Differential diagnosis of Pediatric Hydrocephalus
Frontal lobe epilepsy and frontal lobe syndromes
Treatment of Pediatric Hydrocephalus
It is predominantly surgical with no curative interventions available to date. Some medical approaches to delay the need for surgical intervention have been instituted.
- Shunting: It involves the surgical placement of a one-way valve drainage system from the proximal ventricle to the distal drainage system through the subcutaneous tissue.
- Ventriculoperitoneal shunting involves diversion of the excess CSF flow into the peritoneal cavity.
- Ventriculopleural shunting involves diversion of the excess CSF into the large vessels of the heart that eventually drain into the right atrium.
- Endoscopic third ventriculostomies: This involves endoscopic access of the obstructed segment and establishment of an alternative route of flow via puncturing of the ventricle.
Medical therapy is important when surgery is not the best option at the time, such as in neonates and young children. In addition to that, the methods are also less effective in chronic hydrocephalus.
Acetazolamide with furosemide: Diuretics that work by eliminating excess body fluid and reducing the rate of CSF secretion.
- Isosorbide: increases the rate of cerebrospinal fluid absorption.
- Serial lumbar punctures: They are important in the alleviation of the symptoms of increased intracranial pressure, such as severe headaches and vomiting.
Complications of Pediatric Hydrocephalus
Complications of disease progression
- Visual problems: Arise from compression of nerves involved in vision due to stretching from the dilated ventricles.
- Cognitive dysfunction: Motor nerve fibers are not spared from stretching and compression against the enlarging ventricles and lesions seen in hydrocephalus.
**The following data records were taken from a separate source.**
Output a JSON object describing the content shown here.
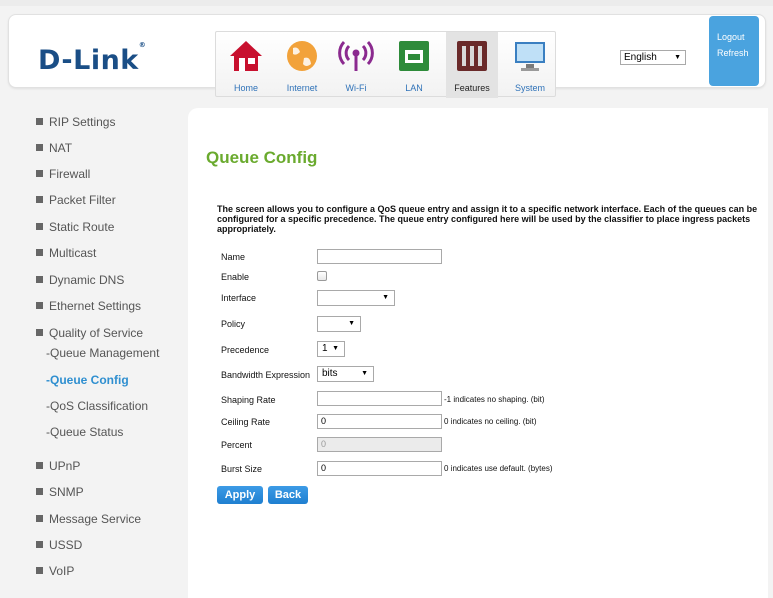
{
  "brand": {
    "logo": "D-Link",
    "reg": "®"
  },
  "nav": {
    "items": [
      {
        "label": "Home",
        "icon": "home-icon"
      },
      {
        "label": "Internet",
        "icon": "globe-icon"
      },
      {
        "label": "Wi-Fi",
        "icon": "wifi-icon"
      },
      {
        "label": "LAN",
        "icon": "lan-icon"
      },
      {
        "label": "Features",
        "icon": "features-icon"
      },
      {
        "label": "System",
        "icon": "monitor-icon"
      }
    ],
    "active": "Features"
  },
  "language": {
    "selected": "English"
  },
  "account": {
    "logout": "Logout",
    "refresh": "Refresh"
  },
  "sidebar": {
    "items": [
      {
        "label": "RIP Settings"
      },
      {
        "label": "NAT"
      },
      {
        "label": "Firewall"
      },
      {
        "label": "Packet Filter"
      },
      {
        "label": "Static Route"
      },
      {
        "label": "Multicast"
      },
      {
        "label": "Dynamic DNS"
      },
      {
        "label": "Ethernet Settings"
      },
      {
        "label": "Quality of Service"
      },
      {
        "label": "UPnP"
      },
      {
        "label": "SNMP"
      },
      {
        "label": "Message Service"
      },
      {
        "label": "USSD"
      },
      {
        "label": "VoIP"
      }
    ],
    "qos_subitems": [
      {
        "label": "-Queue Management"
      },
      {
        "label": "-Queue Config"
      },
      {
        "label": "-QoS Classification"
      },
      {
        "label": "-Queue Status"
      }
    ],
    "active_sub": "-Queue Config"
  },
  "page": {
    "title": "Queue Config",
    "description": "The screen allows you to configure a QoS queue entry and assign it to a specific network interface. Each of the queues can be configured for a specific precedence. The queue entry configured here will be used by the classifier to place ingress packets appropriately."
  },
  "form": {
    "name": {
      "label": "Name",
      "value": ""
    },
    "enable": {
      "label": "Enable",
      "checked": false
    },
    "interface": {
      "label": "Interface",
      "value": ""
    },
    "policy": {
      "label": "Policy",
      "value": ""
    },
    "precedence": {
      "label": "Precedence",
      "value": "1"
    },
    "bandwidth_expression": {
      "label": "Bandwidth Expression",
      "value": "bits"
    },
    "shaping_rate": {
      "label": "Shaping Rate",
      "value": "",
      "hint": "-1 indicates no shaping. (bit)"
    },
    "ceiling_rate": {
      "label": "Ceiling Rate",
      "value": "0",
      "hint": "0 indicates no ceiling. (bit)"
    },
    "percent": {
      "label": "Percent",
      "value": "0"
    },
    "burst_size": {
      "label": "Burst Size",
      "value": "0",
      "hint": "0 indicates use default. (bytes)"
    }
  },
  "buttons": {
    "apply": "Apply",
    "back": "Back"
  },
  "colors": {
    "brand_blue": "#1a4e86",
    "title_green": "#6aaa2e",
    "accent_blue": "#2f8fd0",
    "button_blue": "#2a8be0"
  }
}
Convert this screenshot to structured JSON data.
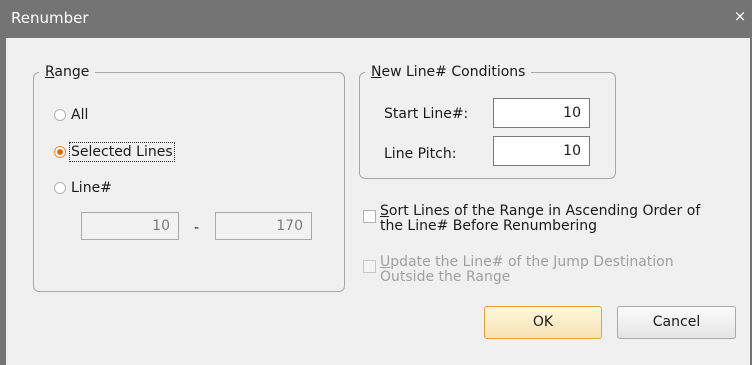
{
  "dialog": {
    "title": "Renumber",
    "close_glyph": "×"
  },
  "range": {
    "legend_u": "R",
    "legend_rest": "ange",
    "options": [
      {
        "label": "All",
        "selected": false
      },
      {
        "label": "Selected Lines",
        "selected": true
      },
      {
        "label": "Line#",
        "selected": false
      }
    ],
    "from_value": "10",
    "dash": "-",
    "to_value": "170"
  },
  "conditions": {
    "legend_u": "N",
    "legend_rest": "ew Line# Conditions",
    "start_label": "Start Line#:",
    "start_value": "10",
    "pitch_label": "Line Pitch:",
    "pitch_value": "10"
  },
  "options": {
    "sort": {
      "line1_u": "S",
      "line1_rest": "ort Lines of the Range in Ascending Order of",
      "line2": "the Line# Before Renumbering",
      "checked": false,
      "enabled": true
    },
    "update": {
      "line1_u": "U",
      "line1_rest": "pdate the Line# of the Jump Destination",
      "line2": "Outside the Range",
      "checked": false,
      "enabled": false
    }
  },
  "buttons": {
    "ok": "OK",
    "cancel": "Cancel"
  },
  "colors": {
    "titlebar": "#747474",
    "accent_radio": "#e36b12",
    "default_button_border": "#e0a53a"
  }
}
- Incontinence: It’s usually associated with normal pressure hydrocephalus.
- Gait changes.
Complications associated with shunts
- Shunt malfunction: It is estimated that up to 40% of the inserted shunts fail within the first year. The rate reduces drastically to around 5% after one year.
- Infection: Infections may arise from the skin during the procedure or the overgrowth of normal gut flora.
- Underdrainage: Manifests by the persistence of hydrocephalus signs and complications even after placement of the shunt.
- Subdural hematoma: Arises from traumatic injury to the vascular system during stent insertion.
- Abdominal complications: Excessive fluid flow into the abdomen results into ascites and increase in intra-abdominal pressure which is responsible for hernia development.
Complications associated with medical therapy
- Electrolyte imbalance and metabolic alkalosis: The induced diuresis results into loss of fluid and electrolytes.
Course and prognosis of Pediatric Hydrocephalus
The main cause of mortality in these patients is tonsillar herniation that compresses the brainstem, leading to respiratory compromise and death.
Hydrocephalus, once diagnosed, runs a chronic course that is shunt dependent in most cases. Morbidity and main cause of hospital re-admission is shunt-related complications that, once sorted out, allows the patient to live a near normal life.